According to Kurt Vonnegut
- Use the time of a stranger in such a way the he or she will not feel the time was wasted.
- Give the reader at least one character he or she can root for.
- Every character should want something, even if it’s only a glass of water.
- Every sentence must do one of two things—reveal the character or advance the action.
- Start as close to the end as possible.
- Be a sadist. No matter how sweet and innocent your leading characters, make awful things happen to them—in order that the reader may see what they are made of.
- Write to please just one person. If you open the window and make love to the world, so to speak, your story will get pneumonia.
- Give your readers as much information as possible as soon as possible. To heck with suspense. Readers should have such complete understanding of what’s going on, where and why, that they could finish the story themselves, should cockroaches eat the last few pages.
- Find a subject you care about and which in your heart you feel others should care about.
- Do not ramble.
- Keep it simple. Simplicity of language is not only reputable, but perhaps is even sacred.
- Have guts to cut. Your rule might be this: If a sentence, not matter how excellent, does not illuminate your subject in some new and useful way, scratch it out.
- Sound like yourself.

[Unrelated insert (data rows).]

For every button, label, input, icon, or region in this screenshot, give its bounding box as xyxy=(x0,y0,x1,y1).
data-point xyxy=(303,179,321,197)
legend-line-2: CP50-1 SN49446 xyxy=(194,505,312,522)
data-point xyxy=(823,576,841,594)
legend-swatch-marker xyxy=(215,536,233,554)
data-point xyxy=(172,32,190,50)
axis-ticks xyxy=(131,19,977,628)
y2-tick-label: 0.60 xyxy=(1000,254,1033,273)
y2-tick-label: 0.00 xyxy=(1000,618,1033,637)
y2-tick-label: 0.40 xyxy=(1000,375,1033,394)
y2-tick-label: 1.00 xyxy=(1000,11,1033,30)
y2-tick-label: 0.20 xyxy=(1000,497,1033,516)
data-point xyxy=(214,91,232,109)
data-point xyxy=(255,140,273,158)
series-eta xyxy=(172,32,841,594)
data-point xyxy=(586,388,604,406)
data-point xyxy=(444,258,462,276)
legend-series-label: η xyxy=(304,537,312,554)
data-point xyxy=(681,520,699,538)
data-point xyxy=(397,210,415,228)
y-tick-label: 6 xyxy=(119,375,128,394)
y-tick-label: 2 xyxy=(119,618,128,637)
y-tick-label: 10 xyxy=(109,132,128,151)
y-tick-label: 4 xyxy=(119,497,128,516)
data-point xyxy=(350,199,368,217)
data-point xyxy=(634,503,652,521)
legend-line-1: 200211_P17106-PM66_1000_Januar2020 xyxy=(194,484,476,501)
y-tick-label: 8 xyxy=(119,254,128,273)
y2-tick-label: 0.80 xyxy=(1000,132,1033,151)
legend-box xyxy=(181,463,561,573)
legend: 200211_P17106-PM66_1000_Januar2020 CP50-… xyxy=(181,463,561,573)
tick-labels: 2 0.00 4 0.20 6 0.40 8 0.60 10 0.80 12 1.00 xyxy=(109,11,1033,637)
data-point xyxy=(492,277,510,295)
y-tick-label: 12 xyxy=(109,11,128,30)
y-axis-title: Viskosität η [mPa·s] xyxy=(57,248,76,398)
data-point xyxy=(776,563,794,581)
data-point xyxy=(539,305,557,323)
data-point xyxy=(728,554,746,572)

The writing style which is most natural to you is bound to echo the speech you heard when you were a child.
- Say what you mean. You should avoid Picasso-style or jazz-style writing, if you have something worth saying and wish to be understood.
- Pity the readers. Our stylistic options as writers are neither numerous or glamorous, since our readers are bound to be such imperfect artists.
- You choose. The most meaning aspect of our styles, which is what we choose to write about, is utterly unlimited.